Hôtellerie-restauration : l'accord sur l'activité partielle menacé

Publié le par angeline351

Hôtellerie-restauration : l'accord sur l'activité partielle menacé

La CFDT et la CGC ont signé le projet d'accord sur l'activité partielle de longue durée dans la branche hôtels-cafés-restaurants, déjà approuvé par l'ensemble des organisations patronales. Le duo CGT/FO confirme toutefois vouloir exercer leur droit d'opposition.

Après une semaine de flottement, le projet d'accord sur l'activité partielle de longue durée (APLD) de la branche hôtels-cafés-restaurants (HCR) a été finalement conclu. La CFDT et la CGC, qui s'étaient déclarées favorables au texte - déjà paraphé par l'ensemble des organisations patronales - ont confirmé leur intention jeudi en le signant, en dépit de la menace d'opposition réitérée par la CGT et FO.

Les deux syndicats sont en effet en capacité de rendre l'accord nul et non avenu en exerçant leur doit d'opposition, puisqu'ils sont ensemble majoritaires pour la représentation des salariés. Or, le duo demeure inflexible : « La position de FO et de la CGT reste ferme. Nous attendons la réception de l'accord pour lancer l'opposition », assure ainsi pour FO Nabil Azzouz, le secrétaire fédéral de sa fédération FGTA.

Responsabilités
« Nous ne pouvions pas laisser les salariés sans rien faire, compte tenu du contexte actuel », argue, de son côté, pour la CFDT, son négociateur, Samuel Yim, avant d'ajouter : « A chacun de prendre ses responsabilités. »

Au départ, le principe de l'APLD a fait consensus pour l'ensemble des partenaires sociaux, son objectif étant de sécuriser les entreprises et l'emploi alors que le secteur de l'hôtellerie-restauration traverse une crise sans précédent . L'activité partielle de longue durée pourrait prendre le relais du dispositif de chômage partiel amélioré dont bénéficie la branche jusqu'au 31 décembre.

Concrètement, l'APLD peut être mise en place dans la limite de 24 mois, consécutifs ou non, sur une période de 36 mois consécutifs.
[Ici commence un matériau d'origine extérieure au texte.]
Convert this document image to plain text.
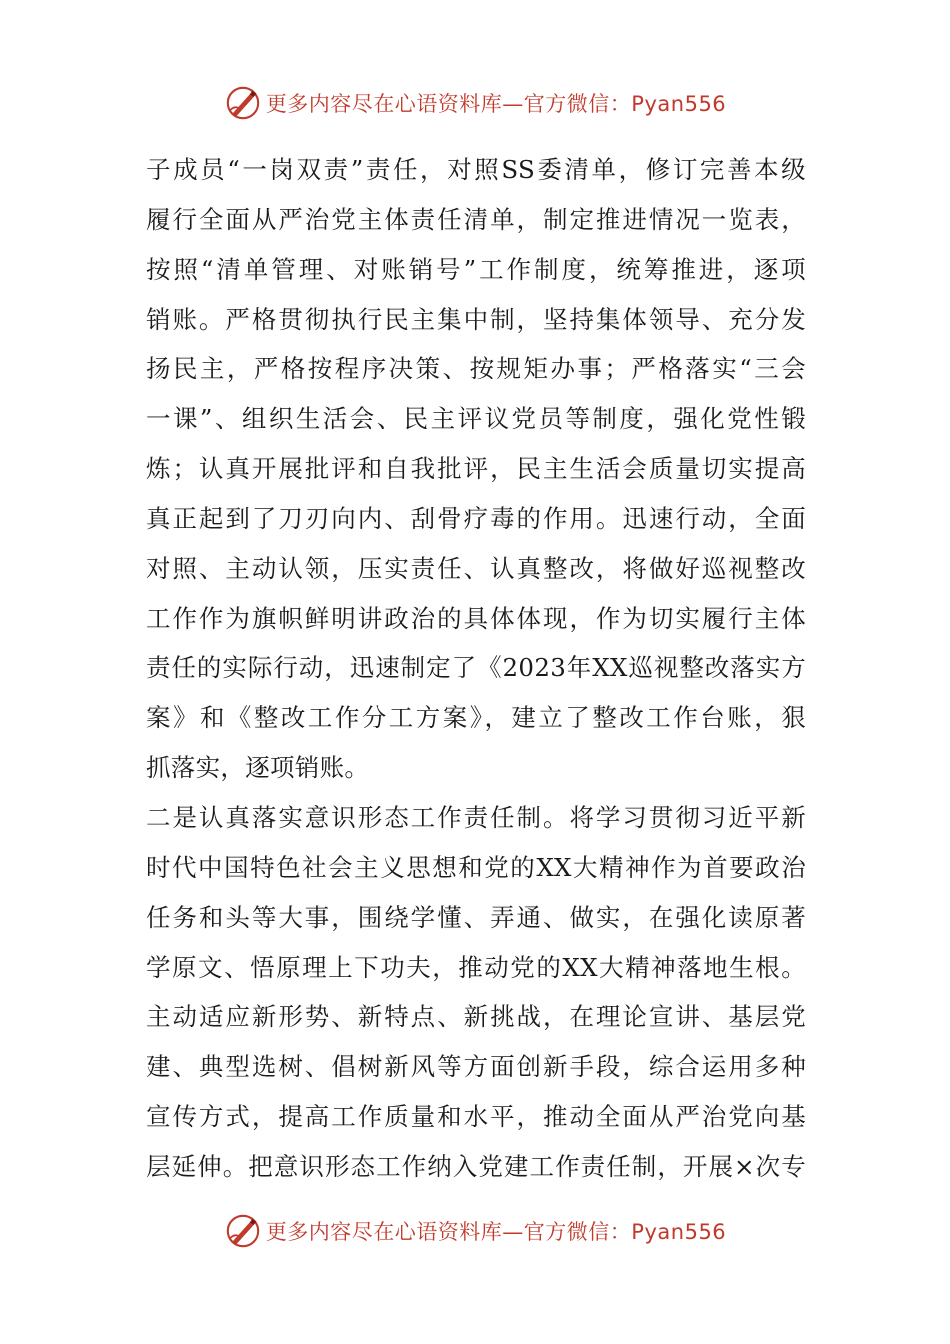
更多内容尽在心语资料库—官方微信：Pyan556
子成员“一岗双责”责任，对照SS委清单，修订完善本级
履行全面从严治党主体责任清单，制定推进情况一览表，
按照“清单管理、对账销号”工作制度，统筹推进，逐项
销账。严格贯彻执行民主集中制，坚持集体领导、充分发
扬民主，严格按程序决策、按规矩办事；严格落实“三会
一课”、组织生活会、民主评议党员等制度，强化党性锻
炼；认真开展批评和自我批评，民主生活会质量切实提高
真正起到了刀刃向内、刮骨疗毒的作用。迅速行动，全面
对照、主动认领，压实责任、认真整改，将做好巡视整改
工作作为旗帜鲜明讲政治的具体体现，作为切实履行主体
责任的实际行动，迅速制定了《2023年XX巡视整改落实方
案》和《整改工作分工方案》，建立了整改工作台账，狠
抓落实，逐项销账。
二是认真落实意识形态工作责任制。将学习贯彻习近平新
时代中国特色社会主义思想和党的XX大精神作为首要政治
任务和头等大事，围绕学懂、弄通、做实，在强化读原著
学原文、悟原理上下功夫，推动党的XX大精神落地生根。
主动适应新形势、新特点、新挑战，在理论宣讲、基层党
建、典型选树、倡树新风等方面创新手段，综合运用多种
宣传方式，提高工作质量和水平，推动全面从严治党向基
层延伸。把意识形态工作纳入党建工作责任制，开展×次专
更多内容尽在心语资料库—官方微信：Pyan556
Dans ce cadre-là, le salarié reçoit une indemnité horaire correspondant à 70 % de la rémunération brute dans la limite de 4,5 SMIC, l'employeur recevant une allocation équivalente à 60 % de la rémunération horaire brute limitée à 4,5 fois le taux horaire Smic. A ce titre, le duo CGT-FO a souhaité des « contreparties » claires au financement par l'Etat.

Points de blocage
Alors que le gouvernement n'a pas tardé à confirmer que l'Etat prendra en considération la durée du travail hebdomadaire dérogatoire de 39 heures de la branche HCR, donc la couverture des heures entre la 35e et la 39e, deux autres points ont motivé jusqu'au bout l'hostilité de la CGT et de FO.

Le duo s'oppose à tout licenciement et à tout versement de dividende en période d'APLD et a demandé une rédaction claire du texte à ce propos, craignant que « les grands groupes se cachent derrière la myriade de petites entreprises ». FO s'est toutefois montrée ouverte à la prise en compte de la dégradation de l'activité et de ses éventuelles conséquences sur l'emploi. Le syndicat a proposé l'inscription d'une « clause de revoyure » et la possibilité d'une éventuelle négociation au sein des entreprises ayant des délégués syndicaux.

Enjeu considérable
Pour la branche hôtellerie-restauration, à laquelle sont également rattachés les traiteurs et des discothèques , l'enjeu de l'APLD est considérable. Le dispositif concerne plus de 740.000 salariés, sachant que la branche regroupe plus ou moins 960.000 actifs dans plus de 200.000 entreprises. Les gérants salariés d'une société individuelle seraient également couverts.

Faute d'accord et de prolongement du dispositif spécifique sur le chômage partiel dont bénéficie la branche, les entreprises devraient se résoudre à recourir à la formule classique du chômage partiel pour faire face à leur bas niveau voire absence d'activité. Sans prise en charge donc à 100 % par l'Etat. En outre, la menace d'une multiplication de plans sociaux et de faillite ne cesse de grandir.